Predicting the magnetic behaviour of metallic compounds is a surprisingly difficult problem for theoretical physicists. While the properties of a common refrigerator magnet are not a great mystery, certain materials exhibit magnetic properties that do not fit within existing theories of magnetism.
One such material inspired a recent theoretical breakthrough by physicists at the University of California, Santa Cruz.

In a paper scheduled for publication in the August 26 issue of the journal Physical Review Letters, Sriram Shastry, a professor of physics at UCSC, and graduate student Jan Haerter describe "kinetic antiferromagnetism," a new mechanism for metallic magnetism in materials with a particular type of atomic lattice structure. The paper solves a problem that has stumped theoretical physicists for decades.

"New materials tend to drive theoretical advances. Metallic magnetism is a real frontier field in theoretical physics, and it has practical applications in materials science" - Sriram Shastry.

Superconductors, magnetic storage devices (such as computer hard drives), and other applications are among the areas in which theoretical advances in metallic magnetism could play an important role.

Shastry and Haerter were interested in the unusual magnetic behaviour of sodium cobalt oxide, a material first described in 1997 and intensively studied in recent years.
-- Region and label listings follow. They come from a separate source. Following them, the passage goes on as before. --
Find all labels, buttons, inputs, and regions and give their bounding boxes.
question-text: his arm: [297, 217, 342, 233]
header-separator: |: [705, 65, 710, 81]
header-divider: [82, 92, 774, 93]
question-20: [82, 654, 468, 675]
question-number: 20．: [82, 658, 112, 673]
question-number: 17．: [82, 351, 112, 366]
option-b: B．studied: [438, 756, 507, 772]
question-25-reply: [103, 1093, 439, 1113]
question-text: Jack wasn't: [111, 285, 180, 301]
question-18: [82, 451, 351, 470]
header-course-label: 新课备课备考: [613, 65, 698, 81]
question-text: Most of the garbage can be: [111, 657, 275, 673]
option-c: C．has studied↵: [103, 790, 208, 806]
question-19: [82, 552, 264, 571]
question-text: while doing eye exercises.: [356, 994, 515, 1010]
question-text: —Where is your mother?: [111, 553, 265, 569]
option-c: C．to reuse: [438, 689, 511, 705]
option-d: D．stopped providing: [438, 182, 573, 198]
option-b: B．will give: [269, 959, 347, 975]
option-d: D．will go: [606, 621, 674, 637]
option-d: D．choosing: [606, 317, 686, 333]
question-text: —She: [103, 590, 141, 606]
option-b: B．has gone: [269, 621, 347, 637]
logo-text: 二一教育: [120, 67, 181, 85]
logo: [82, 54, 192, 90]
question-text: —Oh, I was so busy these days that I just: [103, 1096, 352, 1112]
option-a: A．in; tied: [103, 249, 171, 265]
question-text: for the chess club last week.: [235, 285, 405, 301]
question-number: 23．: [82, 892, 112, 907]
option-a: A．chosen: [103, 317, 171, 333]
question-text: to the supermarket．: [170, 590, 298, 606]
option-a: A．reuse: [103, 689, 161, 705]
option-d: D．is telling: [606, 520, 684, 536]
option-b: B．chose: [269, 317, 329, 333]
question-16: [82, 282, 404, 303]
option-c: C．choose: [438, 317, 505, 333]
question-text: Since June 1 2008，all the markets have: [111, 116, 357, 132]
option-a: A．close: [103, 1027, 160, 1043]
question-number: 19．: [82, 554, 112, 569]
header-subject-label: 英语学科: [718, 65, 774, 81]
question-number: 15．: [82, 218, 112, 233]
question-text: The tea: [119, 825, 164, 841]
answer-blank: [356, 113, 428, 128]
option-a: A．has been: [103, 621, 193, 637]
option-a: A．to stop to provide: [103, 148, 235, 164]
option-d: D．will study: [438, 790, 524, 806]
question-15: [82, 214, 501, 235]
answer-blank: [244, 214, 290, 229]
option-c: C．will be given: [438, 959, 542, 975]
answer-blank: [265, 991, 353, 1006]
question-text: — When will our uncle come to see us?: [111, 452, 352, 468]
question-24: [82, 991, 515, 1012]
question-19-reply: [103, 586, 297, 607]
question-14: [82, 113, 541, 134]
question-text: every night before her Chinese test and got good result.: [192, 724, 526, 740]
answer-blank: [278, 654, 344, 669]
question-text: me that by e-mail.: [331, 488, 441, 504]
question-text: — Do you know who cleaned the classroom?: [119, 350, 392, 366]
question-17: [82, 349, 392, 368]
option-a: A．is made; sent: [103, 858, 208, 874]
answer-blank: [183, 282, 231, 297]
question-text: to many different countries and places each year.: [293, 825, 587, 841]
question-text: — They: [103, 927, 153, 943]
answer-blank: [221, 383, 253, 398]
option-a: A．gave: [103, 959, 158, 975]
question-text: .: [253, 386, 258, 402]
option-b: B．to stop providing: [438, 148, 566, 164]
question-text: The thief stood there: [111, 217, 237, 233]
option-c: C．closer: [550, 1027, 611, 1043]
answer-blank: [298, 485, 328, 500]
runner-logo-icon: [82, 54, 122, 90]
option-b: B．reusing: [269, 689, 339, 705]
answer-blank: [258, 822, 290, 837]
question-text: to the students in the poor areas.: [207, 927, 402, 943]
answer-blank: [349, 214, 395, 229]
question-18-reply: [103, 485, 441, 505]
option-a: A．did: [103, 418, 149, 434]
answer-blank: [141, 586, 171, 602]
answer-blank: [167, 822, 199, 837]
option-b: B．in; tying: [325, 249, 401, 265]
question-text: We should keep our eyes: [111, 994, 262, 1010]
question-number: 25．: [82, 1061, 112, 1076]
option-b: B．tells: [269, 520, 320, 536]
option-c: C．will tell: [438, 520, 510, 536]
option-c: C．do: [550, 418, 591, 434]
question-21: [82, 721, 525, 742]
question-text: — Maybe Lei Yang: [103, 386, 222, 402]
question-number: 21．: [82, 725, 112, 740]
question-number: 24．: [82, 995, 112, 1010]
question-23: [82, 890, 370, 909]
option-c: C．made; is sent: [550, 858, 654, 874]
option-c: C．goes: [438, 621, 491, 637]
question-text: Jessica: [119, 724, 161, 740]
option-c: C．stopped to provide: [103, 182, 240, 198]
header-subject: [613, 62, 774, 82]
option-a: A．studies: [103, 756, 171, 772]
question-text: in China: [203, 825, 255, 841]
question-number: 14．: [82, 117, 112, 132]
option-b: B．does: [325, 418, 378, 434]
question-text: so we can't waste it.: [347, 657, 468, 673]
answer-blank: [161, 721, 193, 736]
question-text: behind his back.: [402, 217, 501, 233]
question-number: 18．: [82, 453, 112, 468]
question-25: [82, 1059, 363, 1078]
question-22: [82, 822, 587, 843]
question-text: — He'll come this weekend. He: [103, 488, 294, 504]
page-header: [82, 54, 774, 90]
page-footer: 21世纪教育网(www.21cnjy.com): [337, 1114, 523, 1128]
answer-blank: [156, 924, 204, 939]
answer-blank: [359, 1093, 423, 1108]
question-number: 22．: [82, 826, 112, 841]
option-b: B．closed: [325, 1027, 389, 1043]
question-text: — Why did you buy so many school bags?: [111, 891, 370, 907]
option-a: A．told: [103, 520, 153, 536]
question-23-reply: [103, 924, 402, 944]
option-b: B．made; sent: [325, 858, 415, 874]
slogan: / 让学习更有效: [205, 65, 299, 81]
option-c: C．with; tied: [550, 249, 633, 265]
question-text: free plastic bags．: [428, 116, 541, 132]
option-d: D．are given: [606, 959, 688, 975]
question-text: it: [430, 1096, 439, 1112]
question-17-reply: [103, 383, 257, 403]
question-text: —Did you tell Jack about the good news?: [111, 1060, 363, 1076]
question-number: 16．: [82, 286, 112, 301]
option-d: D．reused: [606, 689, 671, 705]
The material can be made with variable amounts of sodium ions sandwiched between layers of cobalt oxide.
The cobalt atoms form a triangular lattice structure that gives rise to "electronic frustration," which refers to the inability of the electrons in the system to achieve a single state that minimizes their total energy.

A landmark in the theoretical understanding of why certain metals are ferromagnetic (known as the Nagaoka-Thouless theorem), was achieved in the mid-1960s, but only applies to materials with an unfrustrated lattice structure. The frustrated case has remained unsolved for the past 40 years.

"This problem has been a tough nut to crack. We were able to make some progress and came up with a surprising result" - Sriram Shastry.

The magnetic properties of metals result from the configuration of the spins of electrons. Electron spin is a quantum mechanical property that can be either "up" or "down."
In a ferromagnetic metal the electron spins tend to spontaneously align in the same direction. Ferromagnetism accounts for refrigerator magnets and most other magnetic behaviour encountered in daily life.

In antiferromagnetism, the spins align in a regular pattern with neighbouring spins pointing in opposite directions, or antiparallel. For electrons living on a triangular lattice, however, this configuration is frustrated, because two of the three electrons in each triangle must have the same spin.

"In physics, frustration is a good thing because it results in interesting properties. There are many kinds of frustrated systems in nature" - Sriram Shastry.

The kinetic antiferromagnetism in a triangular lattice described by Haerter and Shastry results from the movement of electrons when there is a single "electron hole," or unoccupied site for an electron, in the lattice.
They used a theoretical model that enabled them to study the spin configuration around the electron hole, and found that the hole is surrounded by an unfrustrated hexagon in which the electron spins alternate in an antiferromagnetic pattern.

"The hole can be seen as a moving impurity around which spins tend to line up antiferromagnetically," the authors wrote in the paper.

Physicists use the concept of a moving electron hole to simplify the analysis of the motions of large numbers of electrons.
The Nagaoka-Thouless theorem shows how the motion of a single hole on an unfrustrated lattice leads to ferromagnetism. Haerter and Shastry showed that the motion of a single hole on a frustrated lattice results in weak antiferromagnetism.

"It is surprising because the kinetic motion of electrons usually leads to ferromagnetism" - Sriram Shastry.

Sodium cobalt oxide is one of the first known metallic compounds with a triangular lattice structure. The density of electron holes in the lattice varies depending on the sodium content, and this has dramatic effects on the material's magnetic behaviour. Haerter and Shastry's theory provides new insights into the physics of this unusual system.